Method: We defined 18 test scenarios covering a variety of locations (Boston, Texas, California, Illinois), treatment types (outpatient, residential, inpatient), payment (Medicaid, sliding scale, veterans), and special populations (veterans). For each scenario we:

  1. Run the backend search with the scenario’s criteria and record which facilities are returned.
  2. Match check: Verify that every returned facility satisfies the scenario’s criteria (e.g. accepts Medicaid, offers outpatient). We report how many runs had all suggested facilities matching (e.g. “18/18”).
  3. Hallucination check (optional): When running the full chatbot with the API, we parse the bot’s reply for facility names and verify that each name appears in the dataset. Target: 0 invented facilities.

Artifact: The script scripts/eval_chatbot.py runs these scenarios and prints a table: scenario, facilities returned, count, all match? (Y/N), and (if run with --with-chatbot) hallucination? (Y/N). Example:

Scenario                                Count  All match? Hallucination?
------------------------------------------------------------------------
Outpatient, Boston, Medicaid            3      Y          N
Veterans, Texas                          1      Y          N
...
Summary: 18/18 runs had all suggested facilities matching criteria.
Hallucination: 18/18 runs had no invented facility names in the reply.

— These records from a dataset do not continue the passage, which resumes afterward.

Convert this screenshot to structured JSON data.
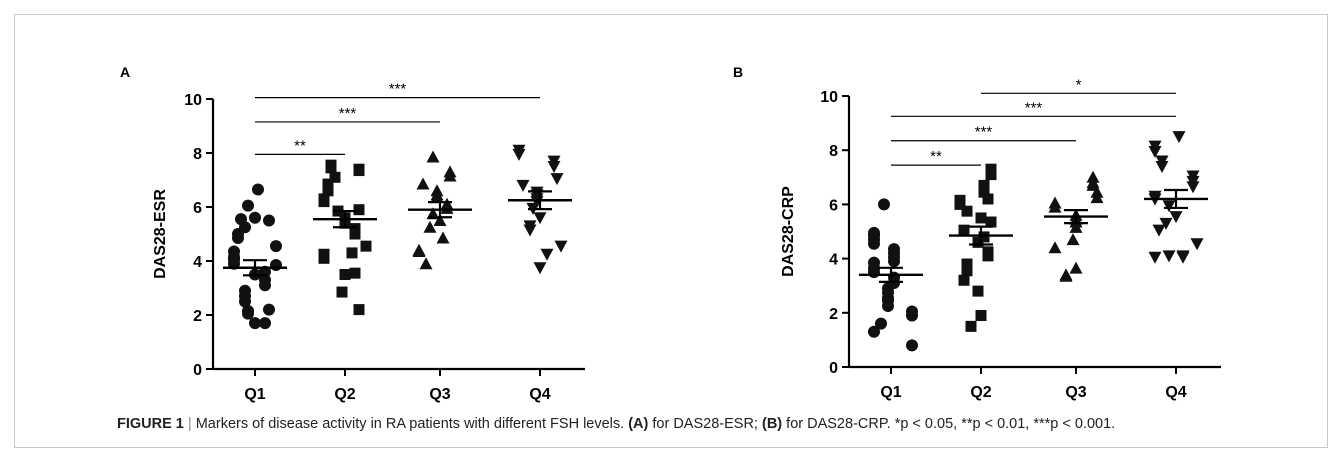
{
  "chart_data": [
    {
      "type": "scatter",
      "panel_label": "A",
      "ylabel": "DAS28-ESR",
      "categories": [
        "Q1",
        "Q2",
        "Q3",
        "Q4"
      ],
      "ylim": [
        0,
        10
      ],
      "yticks": [
        "0",
        "2",
        "4",
        "6",
        "8",
        "10"
      ],
      "grid": false,
      "series": [
        {
          "category": "Q1",
          "marker": "circle",
          "mean": 3.75,
          "sem": 0.28,
          "values": [
            6.65,
            6.05,
            5.55,
            5.5,
            5.6,
            5.25,
            5.0,
            4.85,
            4.55,
            4.35,
            4.15,
            4.05,
            3.9,
            3.85,
            3.6,
            3.5,
            3.3,
            3.1,
            2.9,
            2.7,
            2.5,
            2.2,
            2.15,
            2.05,
            1.7,
            1.7
          ]
        },
        {
          "category": "Q2",
          "marker": "square",
          "mean": 5.55,
          "sem": 0.3,
          "values": [
            7.55,
            7.45,
            7.4,
            7.35,
            7.1,
            6.85,
            6.75,
            6.6,
            6.3,
            6.2,
            5.9,
            5.85,
            5.6,
            5.4,
            5.2,
            5.0,
            4.55,
            4.3,
            4.25,
            4.1,
            3.55,
            3.5,
            2.85,
            2.2
          ]
        },
        {
          "category": "Q3",
          "marker": "triangle-up",
          "mean": 5.9,
          "sem": 0.28,
          "values": [
            7.85,
            7.3,
            7.15,
            6.85,
            6.6,
            6.45,
            6.35,
            6.1,
            5.95,
            5.75,
            5.5,
            5.25,
            4.85,
            4.4,
            4.35,
            3.9
          ]
        },
        {
          "category": "Q4",
          "marker": "triangle-down",
          "mean": 6.25,
          "sem": 0.33,
          "values": [
            8.1,
            7.95,
            7.7,
            7.5,
            7.05,
            6.8,
            6.55,
            6.45,
            6.3,
            6.2,
            5.95,
            5.6,
            5.3,
            5.15,
            4.55,
            4.25,
            3.75
          ]
        }
      ],
      "significance": [
        {
          "from": "Q1",
          "to": "Q2",
          "label": "**",
          "y": 7.95
        },
        {
          "from": "Q1",
          "to": "Q3",
          "label": "***",
          "y": 9.15
        },
        {
          "from": "Q1",
          "to": "Q4",
          "label": "***",
          "y": 10.05
        }
      ]
    },
    {
      "type": "scatter",
      "panel_label": "B",
      "ylabel": "DAS28-CRP",
      "categories": [
        "Q1",
        "Q2",
        "Q3",
        "Q4"
      ],
      "ylim": [
        0,
        10
      ],
      "yticks": [
        "0",
        "2",
        "4",
        "6",
        "8",
        "10"
      ],
      "grid": false,
      "series": [
        {
          "category": "Q1",
          "marker": "circle",
          "mean": 3.4,
          "sem": 0.26,
          "values": [
            6.0,
            4.95,
            4.85,
            4.7,
            4.55,
            4.35,
            4.2,
            4.05,
            3.9,
            3.85,
            3.65,
            3.5,
            3.3,
            3.1,
            2.9,
            2.75,
            2.55,
            2.45,
            2.25,
            2.05,
            1.9,
            1.6,
            1.3,
            0.8
          ]
        },
        {
          "category": "Q2",
          "marker": "square",
          "mean": 4.85,
          "sem": 0.33,
          "values": [
            7.3,
            7.1,
            6.7,
            6.6,
            6.45,
            6.2,
            6.15,
            6.0,
            5.75,
            5.5,
            5.35,
            5.05,
            4.8,
            4.6,
            4.25,
            4.1,
            3.8,
            3.75,
            3.55,
            3.2,
            2.8,
            1.9,
            1.5
          ]
        },
        {
          "category": "Q3",
          "marker": "triangle-up",
          "mean": 5.55,
          "sem": 0.24,
          "values": [
            7.0,
            6.8,
            6.7,
            6.45,
            6.25,
            6.05,
            5.9,
            5.6,
            5.45,
            5.35,
            5.15,
            4.7,
            4.4,
            3.65,
            3.4,
            3.35
          ]
        },
        {
          "category": "Q4",
          "marker": "triangle-down",
          "mean": 6.2,
          "sem": 0.33,
          "values": [
            8.5,
            8.15,
            7.95,
            7.6,
            7.4,
            7.05,
            6.85,
            6.65,
            6.3,
            6.2,
            5.95,
            5.55,
            5.3,
            5.05,
            4.55,
            4.1,
            4.1,
            4.05,
            4.05
          ]
        }
      ],
      "significance": [
        {
          "from": "Q1",
          "to": "Q2",
          "label": "**",
          "y": 7.45
        },
        {
          "from": "Q1",
          "to": "Q3",
          "label": "***",
          "y": 8.35
        },
        {
          "from": "Q1",
          "to": "Q4",
          "label": "***",
          "y": 9.25
        },
        {
          "from": "Q2",
          "to": "Q4",
          "label": "*",
          "y": 10.1
        }
      ]
    }
  ],
  "caption": {
    "figure_label": "FIGURE 1",
    "separator": "|",
    "text_1": "Markers of disease activity in RA patients with different FSH levels.",
    "label_a": "(A)",
    "text_2": "for DAS28-ESR;",
    "label_b": "(B)",
    "text_3": "for DAS28-CRP. *p < 0.05, **p < 0.01, ***p < 0.001."
  }
}
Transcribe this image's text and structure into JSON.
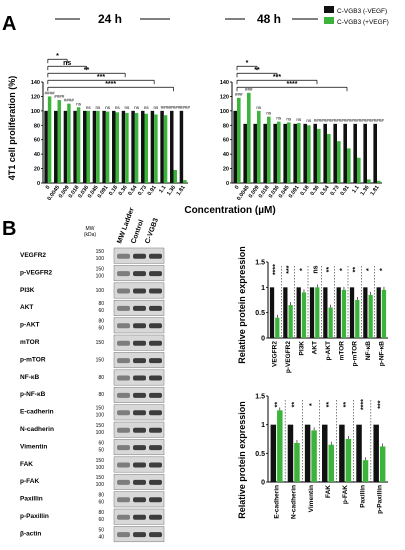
{
  "panels": {
    "a": "A",
    "b": "B"
  },
  "timepoints": [
    "24 h",
    "48 h"
  ],
  "legend": [
    "C-VGB3 (-VEGF)",
    "C-VGB3 (+VEGF)"
  ],
  "colors": {
    "minus": "#111111",
    "plus": "#3cb43c"
  },
  "chart_data": [
    {
      "type": "bar",
      "panel": "A",
      "title": "24 h",
      "ylabel": "4T1 cell proliferation (%)",
      "xlabel": "Concentration (µM)",
      "ylim": [
        0,
        140
      ],
      "yticks": [
        "0",
        "20",
        "40",
        "60",
        "80",
        "100",
        "120",
        "140"
      ],
      "categories": [
        "0",
        "0.0045",
        "0.009",
        "0.018",
        "0.036",
        "0.045",
        "0.091",
        "0.18",
        "0.36",
        "0.54",
        "0.73",
        "0.91",
        "1.1",
        "1.36",
        "1.81"
      ],
      "series": [
        {
          "name": "C-VGB3 (-VEGF)",
          "values": [
            100,
            100,
            100,
            100,
            100,
            100,
            100,
            100,
            100,
            100,
            100,
            100,
            100,
            100,
            100
          ]
        },
        {
          "name": "C-VGB3 (+VEGF)",
          "values": [
            120,
            115,
            110,
            105,
            100,
            100,
            99,
            98,
            97,
            97,
            96,
            95,
            94,
            18,
            4
          ]
        }
      ],
      "annotations": [
        "####",
        "####",
        "####",
        "ns",
        "ns",
        "ns",
        "ns",
        "ns",
        "ns",
        "ns",
        "ns",
        "ns",
        "####",
        "####",
        "####"
      ],
      "brackets": [
        "*",
        "ns",
        "**",
        "***",
        "****"
      ]
    },
    {
      "type": "bar",
      "panel": "A",
      "title": "48 h",
      "ylabel": "",
      "xlabel": "Concentration (µM)",
      "ylim": [
        0,
        140
      ],
      "yticks": [
        "0",
        "20",
        "40",
        "60",
        "80",
        "100",
        "120",
        "140"
      ],
      "categories": [
        "0",
        "0.0045",
        "0.009",
        "0.018",
        "0.036",
        "0.045",
        "0.091",
        "0.18",
        "0.36",
        "0.54",
        "0.73",
        "0.91",
        "1.1",
        "1.36",
        "1.81"
      ],
      "series": [
        {
          "name": "C-VGB3 (-VEGF)",
          "values": [
            100,
            82,
            82,
            82,
            82,
            82,
            82,
            82,
            82,
            82,
            82,
            82,
            82,
            82,
            82
          ]
        },
        {
          "name": "C-VGB3 (+VEGF)",
          "values": [
            118,
            125,
            100,
            92,
            85,
            84,
            83,
            80,
            75,
            68,
            58,
            48,
            35,
            5,
            3
          ]
        }
      ],
      "annotations": [
        "###",
        "###",
        "ns",
        "ns",
        "ns",
        "ns",
        "ns",
        "ns",
        "####",
        "####",
        "####",
        "####",
        "####",
        "####",
        "####"
      ],
      "brackets": [
        "*",
        "**",
        "***",
        "****"
      ]
    },
    {
      "type": "bar",
      "panel": "B",
      "title": "",
      "ylabel": "Relative protein expression",
      "ylim": [
        0,
        1.5
      ],
      "yticks": [
        "0",
        "0.5",
        "1",
        "1.5"
      ],
      "categories": [
        "VEGFR2",
        "p-VEGFR2",
        "PI3K",
        "AKT",
        "p-AKT",
        "mTOR",
        "p-mTOR",
        "NF-κB",
        "p-NF-κB"
      ],
      "series": [
        {
          "name": "C-VGB3 (-VEGF)",
          "values": [
            1,
            1,
            1,
            1,
            1,
            1,
            1,
            1,
            1
          ]
        },
        {
          "name": "C-VGB3 (+VEGF)",
          "values": [
            0.4,
            0.65,
            0.9,
            1.0,
            0.6,
            0.95,
            0.75,
            0.85,
            0.95
          ]
        }
      ],
      "annotations": [
        "****",
        "***",
        "*",
        "ns",
        "**",
        "*",
        "**",
        "*",
        "*"
      ]
    },
    {
      "type": "bar",
      "panel": "B",
      "title": "",
      "ylabel": "Relative protein expression",
      "ylim": [
        0,
        1.5
      ],
      "yticks": [
        "0",
        "0.5",
        "1",
        "1.5"
      ],
      "categories": [
        "E-cadherin",
        "N-cadherin",
        "Vimentin",
        "FAK",
        "p-FAK",
        "Paxillin",
        "p-Paxillin"
      ],
      "series": [
        {
          "name": "C-VGB3 (-VEGF)",
          "values": [
            1,
            1,
            1,
            1,
            1,
            1,
            1
          ]
        },
        {
          "name": "C-VGB3 (+VEGF)",
          "values": [
            1.25,
            0.68,
            0.9,
            0.65,
            0.75,
            0.38,
            0.62
          ]
        }
      ],
      "annotations": [
        "**",
        "**",
        "*",
        "**",
        "**",
        "****",
        "***"
      ]
    }
  ],
  "blot": {
    "mw_label": "MW\n(kDa)",
    "lane_labels": [
      "MW Ladder",
      "Control",
      "C-VGB3"
    ],
    "rows": [
      {
        "name": "VEGFR2",
        "mw": [
          "150",
          "100"
        ]
      },
      {
        "name": "p-VEGFR2",
        "mw": [
          "150",
          "100"
        ]
      },
      {
        "name": "PI3K",
        "mw": [
          "100"
        ]
      },
      {
        "name": "AKT",
        "mw": [
          "80",
          "60"
        ]
      },
      {
        "name": "p-AKT",
        "mw": [
          "80",
          "60"
        ]
      },
      {
        "name": "mTOR",
        "mw": [
          "150"
        ]
      },
      {
        "name": "p-mTOR",
        "mw": [
          "150"
        ]
      },
      {
        "name": "NF-κB",
        "mw": [
          "80"
        ]
      },
      {
        "name": "p-NF-κB",
        "mw": [
          "80"
        ]
      },
      {
        "name": "E-cadherin",
        "mw": [
          "150",
          "100"
        ]
      },
      {
        "name": "N-cadherin",
        "mw": [
          "150",
          "100"
        ]
      },
      {
        "name": "Vimentin",
        "mw": [
          "60",
          "50"
        ]
      },
      {
        "name": "FAK",
        "mw": [
          "150",
          "100"
        ]
      },
      {
        "name": "p-FAK",
        "mw": [
          "150",
          "100"
        ]
      },
      {
        "name": "Paxillin",
        "mw": [
          "80",
          "60"
        ]
      },
      {
        "name": "p-Paxillin",
        "mw": [
          "80",
          "60"
        ]
      },
      {
        "name": "β-actin",
        "mw": [
          "50",
          "40"
        ]
      }
    ]
  }
}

This table (or a summary) can be pasted into the memo or a report to make the “we do not provide inaccurate information” claim concrete.


Limitations

  1. Data freshness – Facility information is as of the source dataset date. Phone numbers, hours, and availability may have changed; users should confirm with the facility or findtreatment.gov.
  2. English-only – The current interface and criteria extraction are in English. Expanding to other languages would require additional design and data (e.g. language attributes in the dataset).
  3. No medical advice – The tool only helps users find facilities; it does not provide clinical or medical advice. The UI includes a disclaimer to that effect and directs users to verify information with the provider.

Optional figure: A short dialogue snippet (e.g. user asks for outpatient in Boston with Medicaid; bot returns 2–3 named facilities with descriptions from the data) or a table of evaluation results can be included to illustrate design and evaluation.